The first time I used tambour doors in a furniture project, my client had commissioned a dining buffet to fit into an extremely small dining room. Hinged doors stuck out too far when opened, and regular sliding doors limited access to the inside of the cabinet. Tambours provided an elegant solution.
Tambour doors are made by gluing a gang of individual wooden slats to a canvas backing. The slat ends have tongues that ride in a track groove routed into the cabinet carcase. The canvas backing gives a tambour plenty of flexibility to follow gentle curves in a track, so the doors can run back into the cabinet and disappear. Their flexibility makes tambours an attractive solution for doors in a wide variety of cabinet and furniture pieces. Although tambours can be made to operate vertically, the most accessible projects involve one or two horizontally sliding doors, such as the ones in the buffet I built shown below.
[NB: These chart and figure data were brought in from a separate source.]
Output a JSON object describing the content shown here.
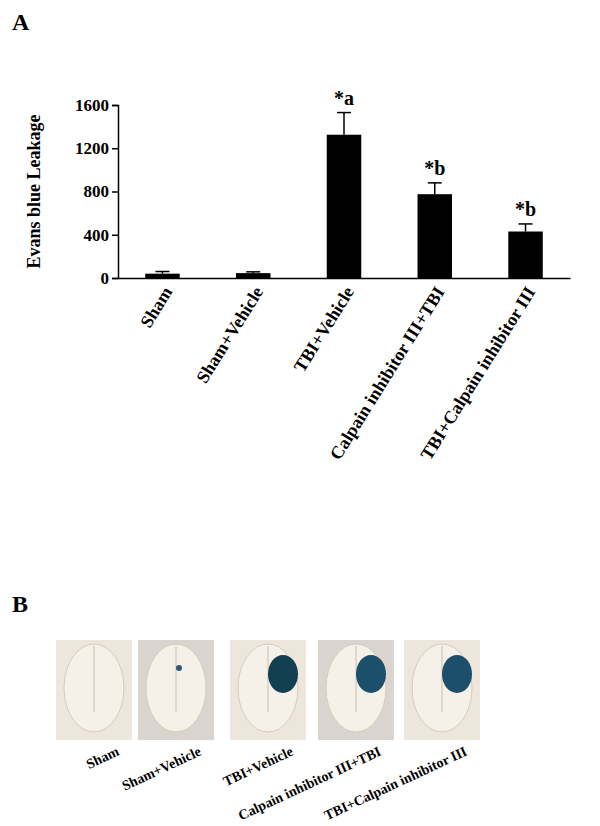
{
  "chart_data": {
    "type": "bar",
    "y_label": "Evans blue Leakage",
    "categories": [
      "Sham",
      "Sham+Vehicle",
      "TBI+Vehicle",
      "Calpain inhibitor III+TBI",
      "TBI+Calpain inhibitor III"
    ],
    "values": [
      40,
      45,
      1325,
      775,
      430
    ],
    "errors": [
      20,
      12,
      205,
      105,
      70
    ],
    "color": "#000000",
    "ylim": [
      0,
      1600
    ],
    "yticks": [
      0,
      400,
      800,
      1200,
      1600
    ],
    "annotations": [
      {
        "category": "TBI+Vehicle",
        "text": "*a"
      },
      {
        "category": "Calpain inhibitor III+TBI",
        "text": "*b"
      },
      {
        "category": "TBI+Calpain inhibitor III",
        "text": "*b"
      }
    ]
  },
  "figure": {
    "panels": [
      "A",
      "B"
    ],
    "photo_labels": [
      "Sham",
      "Sham+Vehicle",
      "TBI+Vehicle",
      "Calpain inhibitor III+TBI",
      "TBI+Calpain inhibitor III"
    ]
  }
}
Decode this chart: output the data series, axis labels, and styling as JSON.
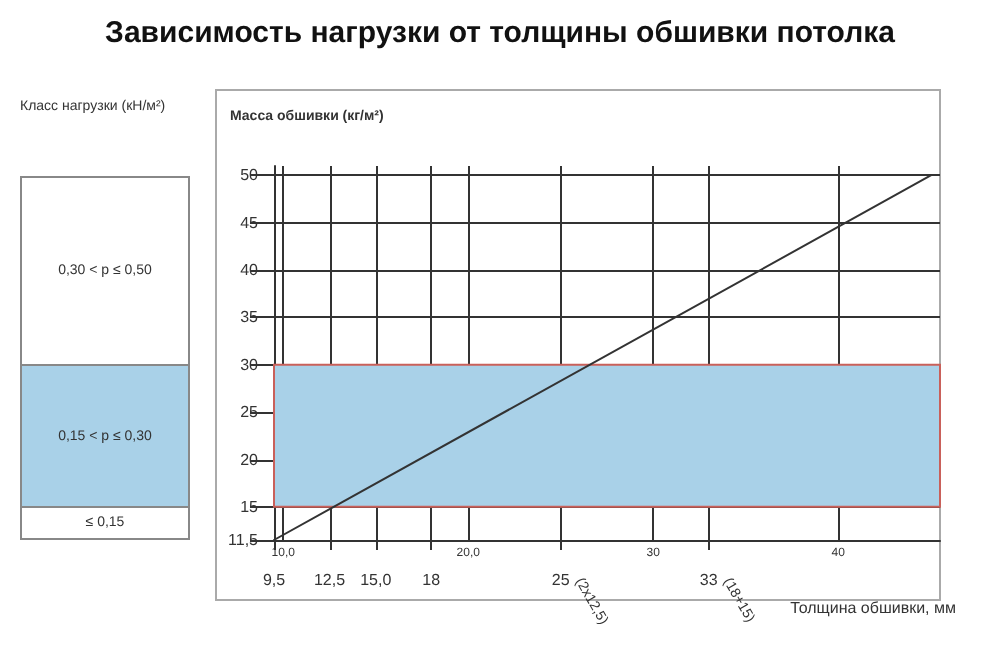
{
  "chart_data": [
    {
      "type": "other",
      "title": "Класс нагрузки (кН/м²)",
      "annotations": [
        "0,30 < p ≤ 0,50",
        "0,15 < p ≤ 0,30",
        "≤ 0,15"
      ]
    },
    {
      "type": "line",
      "title": "Зависимость нагрузки от толщины обшивки потолка",
      "xlabel": "Толщина обшивки, мм",
      "ylabel": "Масса обшивки (кг/м²)",
      "x": [
        9.5,
        45
      ],
      "series": [
        {
          "color": "#333333",
          "values": [
            11.5,
            50
          ]
        }
      ],
      "xlim": [
        9.5,
        45.5
      ],
      "ylim": [
        11.5,
        51
      ],
      "xticks": [
        {
          "value": 9.5,
          "label": "9,5"
        },
        {
          "value": 12.5,
          "label": "12,5"
        },
        {
          "value": 15,
          "label": "15,0"
        },
        18,
        25,
        33
      ],
      "x2lim": [
        9.5,
        45.5
      ],
      "x2ticks": [
        {
          "value": 10,
          "label": "10,0"
        },
        {
          "value": 20,
          "label": "20,0"
        },
        30,
        40
      ],
      "yticks": [
        {
          "value": 11.5,
          "label": "11,5"
        },
        15,
        20,
        25,
        30,
        35,
        40,
        45,
        50
      ],
      "bands": [
        {
          "axis": "y",
          "from": 15,
          "to": 30,
          "color": "#a9d1e8"
        }
      ],
      "annotations": [
        "(2x12,5)",
        "(18+15)"
      ],
      "grid": true,
      "marker": "none",
      "line_style": "solid"
    }
  ]
}
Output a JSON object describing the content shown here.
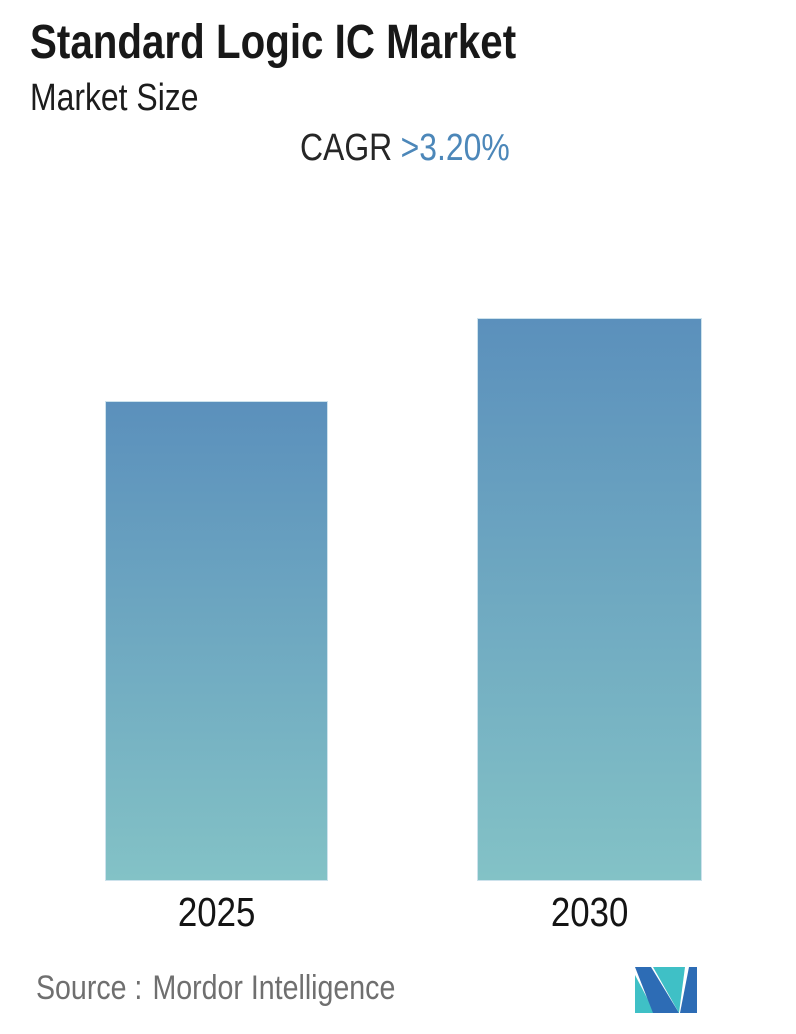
{
  "header": {
    "title": "Standard Logic IC Market",
    "subtitle": "Market Size",
    "cagr_label": "CAGR",
    "cagr_value": ">3.20%"
  },
  "chart_data": {
    "type": "bar",
    "title": "Standard Logic IC Market",
    "subtitle": "Market Size",
    "categories": [
      "2025",
      "2030"
    ],
    "values_relative": [
      0.853,
      1.0
    ],
    "cagr": ">3.20%",
    "xlabel": "",
    "ylabel": "",
    "axis_ticks_visible": false,
    "grid": false,
    "legend": false,
    "note": "No numeric axis shown; bar heights imply 2030 ≈ 1.17 × 2025, consistent with CAGR >3.20% over 2025–2030",
    "bar_gradient_top": "#5b90bc",
    "bar_gradient_bottom": "#83c2c6"
  },
  "footer": {
    "source_label": "Source :",
    "source_value": "Mordor Intelligence",
    "logo_name": "mordor-intelligence-logo",
    "logo_blue": "#2d6cb5",
    "logo_teal": "#3fc0c6"
  },
  "colors": {
    "accent_blue": "#4c87b9",
    "text_dark": "#1a1a1a",
    "text_gray": "#6f6f6f",
    "background": "#ffffff"
  }
}
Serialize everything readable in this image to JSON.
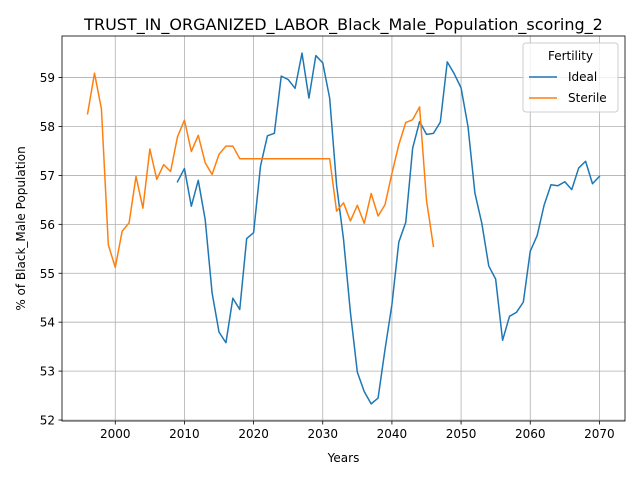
{
  "chart_data": {
    "type": "line",
    "title": "TRUST_IN_ORGANIZED_LABOR_Black_Male_Population_scoring_2",
    "xlabel": "Years",
    "ylabel": "% of Black_Male Population",
    "xlim": [
      1992.3,
      2073.7
    ],
    "ylim": [
      51.98,
      59.85
    ],
    "xticks": [
      2000,
      2010,
      2020,
      2030,
      2040,
      2050,
      2060,
      2070
    ],
    "yticks": [
      52,
      53,
      54,
      55,
      56,
      57,
      58,
      59
    ],
    "grid": true,
    "legend": {
      "title": "Fertility",
      "position": "top-right"
    },
    "series": [
      {
        "name": "Ideal",
        "color": "#1f77b4",
        "x": [
          2009,
          2010,
          2011,
          2012,
          2013,
          2014,
          2015,
          2016,
          2017,
          2018,
          2019,
          2020,
          2021,
          2022,
          2023,
          2024,
          2025,
          2026,
          2027,
          2028,
          2029,
          2030,
          2031,
          2032,
          2033,
          2034,
          2035,
          2036,
          2037,
          2038,
          2039,
          2040,
          2041,
          2042,
          2043,
          2044,
          2045,
          2046,
          2047,
          2048,
          2049,
          2050,
          2051,
          2052,
          2053,
          2054,
          2055,
          2056,
          2057,
          2058,
          2059,
          2060,
          2061,
          2062,
          2063,
          2064,
          2065,
          2066,
          2067,
          2068,
          2069,
          2070
        ],
        "y": [
          56.87,
          57.14,
          56.37,
          56.9,
          56.1,
          54.6,
          53.8,
          53.58,
          54.49,
          54.26,
          55.71,
          55.83,
          57.19,
          57.81,
          57.86,
          59.03,
          58.96,
          58.78,
          59.5,
          58.58,
          59.45,
          59.3,
          58.58,
          56.8,
          55.7,
          54.2,
          52.98,
          52.58,
          52.33,
          52.45,
          53.44,
          54.36,
          55.64,
          56.04,
          57.56,
          58.1,
          57.84,
          57.86,
          58.09,
          59.32,
          59.08,
          58.79,
          58.0,
          56.64,
          56.02,
          55.15,
          54.88,
          53.63,
          54.12,
          54.2,
          54.41,
          55.45,
          55.77,
          56.39,
          56.81,
          56.79,
          56.87,
          56.71,
          57.15,
          57.29,
          56.83,
          56.98
        ]
      },
      {
        "name": "Sterile",
        "color": "#ff7f0e",
        "x": [
          1996,
          1997,
          1998,
          1999,
          2000,
          2001,
          2002,
          2003,
          2004,
          2005,
          2006,
          2007,
          2008,
          2009,
          2010,
          2011,
          2012,
          2013,
          2014,
          2015,
          2016,
          2017,
          2018,
          2019,
          2020,
          2021,
          2022,
          2023,
          2024,
          2025,
          2026,
          2027,
          2028,
          2029,
          2030,
          2031,
          2032,
          2033,
          2034,
          2035,
          2036,
          2037,
          2038,
          2039,
          2040,
          2041,
          2042,
          2043,
          2044,
          2045,
          2046
        ],
        "y": [
          58.26,
          59.09,
          58.36,
          55.58,
          55.12,
          55.86,
          56.03,
          56.98,
          56.33,
          57.54,
          56.92,
          57.22,
          57.08,
          57.79,
          58.13,
          57.49,
          57.82,
          57.26,
          57.02,
          57.43,
          57.6,
          57.6,
          57.34,
          57.34,
          57.34,
          57.34,
          57.34,
          57.34,
          57.34,
          57.34,
          57.34,
          57.34,
          57.34,
          57.34,
          57.34,
          57.34,
          56.27,
          56.44,
          56.07,
          56.39,
          56.02,
          56.63,
          56.17,
          56.4,
          57.04,
          57.63,
          58.08,
          58.14,
          58.4,
          56.49,
          55.55
        ]
      }
    ]
  }
}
In this article, I’ll tell you how I make a typical tambour door, from milling the slats to gluing on the canvas, to routing the track, to adding handles and installing the finished doors. Because smooth-running doors depend on careful planning as much as precise construction, I suggest you read the sidebar on tambour design in the PDF before you proceed. Once you’ve determined track layout and slat size, you can make a full-scale plan-view drawing of the cabinet and use it to generate templates for the track and various cabinet parts.
Milling the slats
Door construction begins with milling the slats. I perform this task in several separate stages, allowing the blanks to season in between. Though this may seem time-consuming, it ensures that all wood distortion and dimensional changes take place before the slats are glued to their canvas backing. The straightness and precision of each slat is crucial to a smooth-running tambour.
I begin by estimating how many slats the door will require. Experience has taught me to be conservative and to make 25% to 30% more than the total number needed; even more if the wood is fussy and seems prone to warping. In the first milling stage, I joint, then thickness plane or ripsaw the slats until they’re at least one-and-a-half times thicker and wider than the finished size and slightly longer. Once the first pass is done, I stack the slats into a neat pile, placing stickers between the courses to allow air circulation. The length of time it takes the wood to season will vary depending on the species, the climate in your shop, and how wet or dry the wood was to begin with. Most distortion probably will occur within a few days. But don’t worry; you’ve left enough stock on each slat to allow corrections in subsequent milling.
The next milling stage removes another 15% or so from each slat. To keep things orderly, I’ve developed my own procedure: First I joint one edge of each slat, and place those edges face down on the worktable. Next I thickness plane the unjointed edges (to keep them parallel). I rotate each slat 90°, so it’s face up, before setting it on the worktable. Then I repeat the same jointing/thicknessing process. This minimizes confusion about what’s been done and what hasn’t. After all the milling is completed, the slats go back to the stickers for another day or two of seasoning.
The final milling step takes the slats to within a final sanding of their finished dimensions. A final pass is taken with jointer and planer. It’s advisable to do any edge-shaping on the slats prior to this last milling, especially if shaping removes considerable stock because this may induce additional warping. My shop is equipped with a small drum sander, so I sand all the slats with it. Now sticker the slats again, and leave them until you’re ready to glue up the doors.